Alzheimer’s disease risk rose when individuals had first-, second-, or third-degree relatives with the disease, an analysis of genealogy and death certificates in Utah found.
The risk doubled if a person had both a first-degree relative (parent or sibling) and a second-degree relative (grandparent, aunt, uncle, or a sibling who shared one parent) who had the disease, according to Lisa Cannon-Albright, PhD, of the University of Utah in Salt Lake City, and colleagues.
Alzheimer’s disease in only third-degree relatives (great-grandparents, great uncles, great aunts, and first cousins) also raised risks, the researchers reported in Neurology.
“Family history is an important indicator of risk for Alzheimer’s disease, but most research focuses on dementia in immediate family members, so our study sought to look at the bigger family picture,” Cannon-Albright said in a statement.
“We found that having a broader view of family history may help better predict risk,” she added. “These results potentially could lead to better diagnoses and help patients and their families in making health-related decisions.”
For this study, the researchers used the Utah Population Database, a record of Utahans from the 1800s and their descendants linked to death certificates from 1904 to 2014, to estimate relative risk for Alzheimer’s disease based on specific family history.
Death certificates included primary cause of death, and contributing causes of death also were available for the majority of linked death certificates. Because Alzheimer’s disease first appeared as a coded cause of death in ICD-9, only death certificates coded with ICD-9 or ICD-10 were included.
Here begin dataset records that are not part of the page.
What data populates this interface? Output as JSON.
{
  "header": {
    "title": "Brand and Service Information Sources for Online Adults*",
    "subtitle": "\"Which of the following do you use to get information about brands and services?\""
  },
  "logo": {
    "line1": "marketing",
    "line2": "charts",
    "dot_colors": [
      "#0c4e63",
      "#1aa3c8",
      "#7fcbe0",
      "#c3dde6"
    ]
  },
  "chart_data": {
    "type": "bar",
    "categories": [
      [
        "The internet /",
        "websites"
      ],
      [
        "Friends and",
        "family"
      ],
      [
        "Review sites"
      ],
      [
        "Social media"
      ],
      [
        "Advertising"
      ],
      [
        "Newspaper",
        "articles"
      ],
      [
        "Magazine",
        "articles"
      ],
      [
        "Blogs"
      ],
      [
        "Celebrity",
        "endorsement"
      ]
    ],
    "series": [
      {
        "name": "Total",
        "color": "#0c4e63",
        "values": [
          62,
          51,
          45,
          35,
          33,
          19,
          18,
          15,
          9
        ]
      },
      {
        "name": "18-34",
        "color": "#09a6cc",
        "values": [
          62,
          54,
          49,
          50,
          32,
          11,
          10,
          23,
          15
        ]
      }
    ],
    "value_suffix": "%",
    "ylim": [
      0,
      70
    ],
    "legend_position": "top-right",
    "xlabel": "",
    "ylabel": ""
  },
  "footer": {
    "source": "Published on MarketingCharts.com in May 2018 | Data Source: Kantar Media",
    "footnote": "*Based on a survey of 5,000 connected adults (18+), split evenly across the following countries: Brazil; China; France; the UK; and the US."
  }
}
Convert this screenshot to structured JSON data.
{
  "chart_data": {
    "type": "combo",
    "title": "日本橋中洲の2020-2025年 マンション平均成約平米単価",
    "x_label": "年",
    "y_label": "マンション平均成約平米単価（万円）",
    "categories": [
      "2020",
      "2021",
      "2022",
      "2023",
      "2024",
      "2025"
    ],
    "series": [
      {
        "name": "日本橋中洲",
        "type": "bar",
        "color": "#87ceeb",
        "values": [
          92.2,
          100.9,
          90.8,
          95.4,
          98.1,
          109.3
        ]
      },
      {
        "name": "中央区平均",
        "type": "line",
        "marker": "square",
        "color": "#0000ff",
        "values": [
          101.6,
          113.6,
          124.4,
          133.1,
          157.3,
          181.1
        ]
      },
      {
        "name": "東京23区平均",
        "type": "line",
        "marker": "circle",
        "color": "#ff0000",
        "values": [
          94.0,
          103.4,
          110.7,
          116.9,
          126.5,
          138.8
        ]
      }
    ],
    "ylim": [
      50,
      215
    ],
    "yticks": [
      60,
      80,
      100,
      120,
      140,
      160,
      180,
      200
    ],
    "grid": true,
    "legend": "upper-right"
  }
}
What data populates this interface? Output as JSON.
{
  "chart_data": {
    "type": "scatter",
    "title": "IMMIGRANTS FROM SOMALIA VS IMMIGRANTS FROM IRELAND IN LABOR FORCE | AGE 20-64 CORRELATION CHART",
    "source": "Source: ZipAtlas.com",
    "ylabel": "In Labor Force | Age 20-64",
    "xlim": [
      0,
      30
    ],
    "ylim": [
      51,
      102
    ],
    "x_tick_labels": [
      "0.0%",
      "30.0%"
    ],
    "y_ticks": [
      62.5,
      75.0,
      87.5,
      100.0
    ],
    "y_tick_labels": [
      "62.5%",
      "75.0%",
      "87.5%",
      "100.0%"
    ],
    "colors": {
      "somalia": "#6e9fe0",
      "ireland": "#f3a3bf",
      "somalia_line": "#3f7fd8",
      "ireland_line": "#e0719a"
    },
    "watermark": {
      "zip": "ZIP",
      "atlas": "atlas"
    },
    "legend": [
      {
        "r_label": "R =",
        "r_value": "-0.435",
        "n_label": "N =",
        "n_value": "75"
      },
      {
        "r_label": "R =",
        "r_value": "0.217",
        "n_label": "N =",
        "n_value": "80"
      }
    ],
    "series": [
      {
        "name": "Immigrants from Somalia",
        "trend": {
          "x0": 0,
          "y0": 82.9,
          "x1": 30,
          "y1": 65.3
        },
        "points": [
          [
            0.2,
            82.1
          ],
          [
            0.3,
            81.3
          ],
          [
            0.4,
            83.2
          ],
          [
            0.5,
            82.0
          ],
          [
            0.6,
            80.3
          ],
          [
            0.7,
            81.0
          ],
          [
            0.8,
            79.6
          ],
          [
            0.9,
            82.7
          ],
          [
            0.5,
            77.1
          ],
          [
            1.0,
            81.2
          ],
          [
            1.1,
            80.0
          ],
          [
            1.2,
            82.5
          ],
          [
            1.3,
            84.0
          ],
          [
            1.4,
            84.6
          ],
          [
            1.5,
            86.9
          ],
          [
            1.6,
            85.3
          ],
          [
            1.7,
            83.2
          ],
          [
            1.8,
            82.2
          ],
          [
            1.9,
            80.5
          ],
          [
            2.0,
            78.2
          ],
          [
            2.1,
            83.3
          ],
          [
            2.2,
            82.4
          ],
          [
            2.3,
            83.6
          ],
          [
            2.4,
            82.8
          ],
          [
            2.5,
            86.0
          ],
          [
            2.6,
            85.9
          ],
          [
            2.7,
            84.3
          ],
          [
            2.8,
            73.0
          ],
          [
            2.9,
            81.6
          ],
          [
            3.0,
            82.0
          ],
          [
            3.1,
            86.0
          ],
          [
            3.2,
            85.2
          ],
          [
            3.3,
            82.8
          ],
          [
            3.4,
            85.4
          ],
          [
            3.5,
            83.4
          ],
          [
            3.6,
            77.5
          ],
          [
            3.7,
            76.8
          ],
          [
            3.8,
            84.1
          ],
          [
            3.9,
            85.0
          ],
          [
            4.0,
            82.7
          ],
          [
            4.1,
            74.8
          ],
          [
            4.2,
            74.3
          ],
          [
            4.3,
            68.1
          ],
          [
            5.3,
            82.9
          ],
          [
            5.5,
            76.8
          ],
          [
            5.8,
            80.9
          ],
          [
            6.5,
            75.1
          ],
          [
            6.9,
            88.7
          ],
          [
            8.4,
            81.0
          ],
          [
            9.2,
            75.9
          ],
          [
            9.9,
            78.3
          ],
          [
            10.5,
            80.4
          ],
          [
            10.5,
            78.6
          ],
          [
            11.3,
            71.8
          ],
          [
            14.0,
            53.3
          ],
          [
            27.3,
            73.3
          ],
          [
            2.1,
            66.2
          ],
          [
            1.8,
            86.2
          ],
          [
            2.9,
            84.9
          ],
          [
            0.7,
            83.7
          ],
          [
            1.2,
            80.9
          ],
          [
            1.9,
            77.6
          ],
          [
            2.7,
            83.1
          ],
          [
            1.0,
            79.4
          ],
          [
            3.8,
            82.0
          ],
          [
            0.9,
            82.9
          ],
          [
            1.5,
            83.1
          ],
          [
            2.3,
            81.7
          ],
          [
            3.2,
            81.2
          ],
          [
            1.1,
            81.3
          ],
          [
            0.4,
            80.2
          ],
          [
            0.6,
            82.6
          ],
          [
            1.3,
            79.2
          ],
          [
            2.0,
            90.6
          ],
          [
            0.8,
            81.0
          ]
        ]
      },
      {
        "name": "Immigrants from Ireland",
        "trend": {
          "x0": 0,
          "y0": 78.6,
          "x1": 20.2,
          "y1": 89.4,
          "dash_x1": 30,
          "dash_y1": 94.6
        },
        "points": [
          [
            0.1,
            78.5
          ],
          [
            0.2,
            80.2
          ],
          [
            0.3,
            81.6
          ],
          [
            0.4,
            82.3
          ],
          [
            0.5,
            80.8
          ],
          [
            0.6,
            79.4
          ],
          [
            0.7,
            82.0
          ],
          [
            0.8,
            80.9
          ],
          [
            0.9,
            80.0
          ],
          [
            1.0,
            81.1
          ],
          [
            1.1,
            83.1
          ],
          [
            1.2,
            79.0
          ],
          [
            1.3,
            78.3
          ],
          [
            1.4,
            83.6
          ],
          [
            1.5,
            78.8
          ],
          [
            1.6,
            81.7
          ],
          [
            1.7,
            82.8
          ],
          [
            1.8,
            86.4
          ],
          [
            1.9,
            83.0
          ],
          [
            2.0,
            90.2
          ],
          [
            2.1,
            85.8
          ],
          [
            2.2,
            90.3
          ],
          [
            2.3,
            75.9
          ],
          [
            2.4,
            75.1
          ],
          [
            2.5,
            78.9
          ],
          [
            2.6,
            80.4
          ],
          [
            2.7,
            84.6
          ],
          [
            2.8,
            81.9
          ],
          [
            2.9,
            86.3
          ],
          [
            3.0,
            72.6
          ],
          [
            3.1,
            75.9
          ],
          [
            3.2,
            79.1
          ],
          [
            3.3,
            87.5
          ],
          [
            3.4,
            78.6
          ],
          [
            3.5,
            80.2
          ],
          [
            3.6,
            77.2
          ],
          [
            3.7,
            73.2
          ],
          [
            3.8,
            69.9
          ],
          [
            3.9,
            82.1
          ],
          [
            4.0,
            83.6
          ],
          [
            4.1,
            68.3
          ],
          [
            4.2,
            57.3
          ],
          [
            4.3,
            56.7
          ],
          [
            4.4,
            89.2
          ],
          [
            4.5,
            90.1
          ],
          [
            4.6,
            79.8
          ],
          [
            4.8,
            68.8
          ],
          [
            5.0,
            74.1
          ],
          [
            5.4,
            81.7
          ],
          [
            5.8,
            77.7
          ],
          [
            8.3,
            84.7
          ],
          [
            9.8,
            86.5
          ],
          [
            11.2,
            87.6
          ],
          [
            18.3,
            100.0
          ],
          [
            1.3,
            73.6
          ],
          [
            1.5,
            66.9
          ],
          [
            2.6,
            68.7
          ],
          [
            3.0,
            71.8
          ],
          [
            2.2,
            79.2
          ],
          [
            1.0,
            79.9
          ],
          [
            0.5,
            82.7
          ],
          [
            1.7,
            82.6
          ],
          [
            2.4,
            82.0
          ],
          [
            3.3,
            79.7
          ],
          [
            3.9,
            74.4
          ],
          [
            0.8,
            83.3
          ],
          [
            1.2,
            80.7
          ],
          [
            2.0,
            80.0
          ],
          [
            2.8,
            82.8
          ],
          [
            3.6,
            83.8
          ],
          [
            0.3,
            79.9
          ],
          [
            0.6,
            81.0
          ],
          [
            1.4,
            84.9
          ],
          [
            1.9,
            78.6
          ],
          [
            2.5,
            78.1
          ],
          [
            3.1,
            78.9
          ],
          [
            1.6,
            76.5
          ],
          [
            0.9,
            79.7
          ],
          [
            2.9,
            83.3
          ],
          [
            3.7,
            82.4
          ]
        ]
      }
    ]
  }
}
The analysis included 270,818 people with genealogy data for at least 12 immediate ancestors and a linked Utah death certificate; more than half of these individuals died after 1978. Of those people, 4,436 had a Utah death certificate that indicated Alzheimer’s disease as a primary or contributing cause of death, with most of those deaths (3,298) occurring after 2000. The majority of Alzheimer’s deaths were in women (64%) and the median age of death was 85.
The analysis showed that having any first-degree relative with Alzheimer’s significantly increased risk:
- ≥1 first-degree relative: RR 1.73 (95% CI 1.59–1.87)
- ≥2 first-degree relatives:RR 3.98 (95% CI 3.26–4.82)
- ≥3 first-degree relatives: RR 2.48 (95% CI 1.07–4.89)
- ≥4 first-degree relatives: RR 14.77 (95% CI 5.42–32.15)
Having a second-degree relative and two first-degree relatives with Alzheimer’s increased risk by 21 times (RR 21.29; 95% CI 5.80–54.52).
Alzheimer’s disease in only third-degree relatives also upped risk: a person who had no first- or second-degree relatives with Alzheimer’s, but had three or more third-degree relatives with the disease, had a relative risk of 1.43 (95% CI, 1.21–1.68).
The results suggested that given an equivalent family history, men were at higher risk for Alzheimer’s disease than women. Evidence was mixed about differences on maternal versus paternal inheritance.
About 3% of the people had a family history that doubled their risk of Alzheimer’s disease, and a little over one-half of 1% had a family history that increased their risk by 3 or more times.
Specific family history constellations showed “that second-degree and third-degree family history, even in the absence of first-degree family history, can be indicative of significantly elevated risk,” Cannon-Albright and co-authors wrote. “These findings indicate the importance of a full family history that extends beyond immediate family members.”
This analysis has several limitations, the researchers said. Cases of Alzheimer’s disease may have been missed: people with Alzheimer’s may not have had the disease listed as a cause of death. People who died before ICD-9 coding was implemented were eliminated from the study, as were people who did not have death records linked to genealogy data. In addition, the Utah study population is unique and results may not apply to others.
The study was funded by the National Institute on Aging with partial support for data sets from the Huntsman Cancer Institute, the Huntsman Cancer Foundation, and the University of Utah.
The researchers reported relationships with June Morris Trust, Rodney and Carolyn Brady Fund, GE Health, AbbVie, Biogen, Lilly Pharmaceuticals, and Proactive Memory Services, Inc.